The giant rocket was 300 feet tall, the same size as Kenyatta International Convention Centre (KICC) which was the tallest building in Kenya. The Americans put together 400,000 engineers, probably more than the entire civil service in Kenya, working to put man on the moon. These guys were from 20,000 universities in America and companies. One can go and on about the cost the Americans paid to meet JFK’s plan.
1960s we did not have cell phone technology, but the Americans created a phone that could communicate with man on moon. It was an amazing dream that cost big time.
When Apollo 11’s Eagle Lunar model landed on the moon on 20th July 1969, astronauts Neil Armstrong and Edwin “Buzz” Aldrin were the first to land on the moon and they had to wait before they were given instructions to open the door. Aldrin was an elder at a Webster Presbyterian church and before he headed to the moon in 1969, he got special permission to carry the communion elements and serve himself. So as they waited to open the door or the door of Lunar model, Aldrin took Holy Communion. So the first food ever served on the moon was actually Holy Communion.
Any of the people who have dreamt big dreams, one of the things you will find in common is that they each had to pay a cost.
When you think about Wangari Maathai, she paid the cost. When you think about the kind of stuff she went through. When you think of Eliud Kipchoge who would run the equivalent of running to Naivasha every one or two days as a way of practicing. Martin Luther King. Nelson Mandela spent 37 years in prison. Big dreamers were people who were willing to pay a big cost.
3. Big dreams are worth the big cost.
It was worth what Wangari Maathai paid for as she got the Nobel prize. It was worth what Kennedy did as year laters, he was dead by then, as man landed on the moon. And Mandela became president of a free nation. Also David Ben Gurion.
One after the other one can see the price was worth the prize. People who have dreamt big dreams and are willing to pay the price are going to enjoy a big reward.
4. God has a dream
2 Peter 3:9
God’s dream is that everybody in the world would come to repentance. That is God’s dream. It’s a dream greater than getting to the moon. It’s a dream greater than doing a marathon in two hours. It’s a dream greater than becoming the wealthiest person in Kenya, or becoming the president. God has a dream and his dream is that we would all come to repentance.
Big dreams cost big time. God’s big dream cost Him His very life. In John 3:16, “For God so loved the world that he gave his one and only Son, that whoever believes in him shall not perish but have eternal life.”
Big dreams cost big time. For the Americans, it cost so much money, Eliud Kipchoge, it cost so much discipline, for Wangari Maathai, for Nelson Mandela, 37 years in prison, but for us this big dream cost God His very life. It was His blood that was shed, and that’s basically what the Holy Communion is about. Just remembering His blood that was shed for us and that is a big cost. That big dream come with a big cost.
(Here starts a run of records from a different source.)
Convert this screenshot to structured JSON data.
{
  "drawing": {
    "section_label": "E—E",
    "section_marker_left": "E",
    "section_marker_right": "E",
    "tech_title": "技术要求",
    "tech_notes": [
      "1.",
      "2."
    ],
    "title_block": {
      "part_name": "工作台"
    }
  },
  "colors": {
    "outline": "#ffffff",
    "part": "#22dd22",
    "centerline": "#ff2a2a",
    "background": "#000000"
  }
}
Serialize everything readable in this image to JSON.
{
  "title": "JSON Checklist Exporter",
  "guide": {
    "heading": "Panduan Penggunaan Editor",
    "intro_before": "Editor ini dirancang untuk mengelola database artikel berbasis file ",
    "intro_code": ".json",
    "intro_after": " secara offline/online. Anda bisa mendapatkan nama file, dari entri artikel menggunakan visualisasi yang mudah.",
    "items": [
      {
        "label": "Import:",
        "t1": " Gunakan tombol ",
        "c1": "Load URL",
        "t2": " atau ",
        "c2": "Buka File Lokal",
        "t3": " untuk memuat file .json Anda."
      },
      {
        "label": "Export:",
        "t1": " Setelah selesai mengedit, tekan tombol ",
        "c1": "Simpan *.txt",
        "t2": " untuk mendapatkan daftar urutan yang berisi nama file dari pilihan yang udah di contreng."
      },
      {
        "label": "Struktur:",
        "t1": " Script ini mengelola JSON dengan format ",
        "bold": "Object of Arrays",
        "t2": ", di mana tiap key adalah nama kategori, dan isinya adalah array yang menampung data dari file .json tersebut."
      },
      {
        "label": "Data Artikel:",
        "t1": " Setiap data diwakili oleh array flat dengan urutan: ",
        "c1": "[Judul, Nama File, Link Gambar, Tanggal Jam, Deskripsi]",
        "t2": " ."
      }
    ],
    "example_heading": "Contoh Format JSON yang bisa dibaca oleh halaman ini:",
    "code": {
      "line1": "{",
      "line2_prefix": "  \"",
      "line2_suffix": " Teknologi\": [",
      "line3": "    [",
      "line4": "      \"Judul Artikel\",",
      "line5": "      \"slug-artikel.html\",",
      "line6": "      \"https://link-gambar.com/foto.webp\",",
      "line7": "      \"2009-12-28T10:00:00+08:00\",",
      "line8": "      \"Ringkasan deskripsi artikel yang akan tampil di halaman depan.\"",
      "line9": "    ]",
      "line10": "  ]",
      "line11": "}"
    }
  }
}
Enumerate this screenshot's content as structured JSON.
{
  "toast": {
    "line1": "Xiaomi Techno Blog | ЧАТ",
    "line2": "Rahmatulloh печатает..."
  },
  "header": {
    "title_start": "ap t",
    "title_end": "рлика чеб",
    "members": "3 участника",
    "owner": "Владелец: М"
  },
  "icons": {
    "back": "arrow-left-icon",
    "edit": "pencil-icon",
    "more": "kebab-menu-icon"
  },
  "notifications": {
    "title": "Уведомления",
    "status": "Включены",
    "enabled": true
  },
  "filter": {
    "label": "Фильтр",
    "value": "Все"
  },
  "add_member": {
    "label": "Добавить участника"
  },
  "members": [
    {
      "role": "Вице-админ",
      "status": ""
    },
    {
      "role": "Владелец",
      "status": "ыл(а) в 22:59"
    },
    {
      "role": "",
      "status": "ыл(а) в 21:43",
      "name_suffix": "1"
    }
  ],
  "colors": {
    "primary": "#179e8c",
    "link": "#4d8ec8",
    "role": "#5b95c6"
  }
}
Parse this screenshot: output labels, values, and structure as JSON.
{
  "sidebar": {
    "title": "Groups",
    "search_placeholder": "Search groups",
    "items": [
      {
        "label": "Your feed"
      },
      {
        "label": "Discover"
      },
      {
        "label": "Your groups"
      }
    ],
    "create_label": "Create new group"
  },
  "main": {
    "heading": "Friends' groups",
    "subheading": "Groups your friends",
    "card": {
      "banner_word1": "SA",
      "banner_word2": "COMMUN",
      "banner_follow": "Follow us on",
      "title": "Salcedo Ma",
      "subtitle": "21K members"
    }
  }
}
That big cost has a big benefit and that big benefit is eternal life.
When God looks at all those people who turned to salvation as a result of accepting what God has done, when that happens, then God will say it was worth the cost.
When Eliud made it in under two hours, at 1:59 he looked back and thought it was worth the cost. When the American landed on the moon, they thought it was worth the cost.
The blood that Jesus shed was worth the cost when people turn their lives to the LORD Jesus Christ.
God paid a big price. God had a big dream that we would all make it to heaven. He paid the price and for all for us to accept that price it’s worth the price that Jesus paid because we shall then be able to meet again.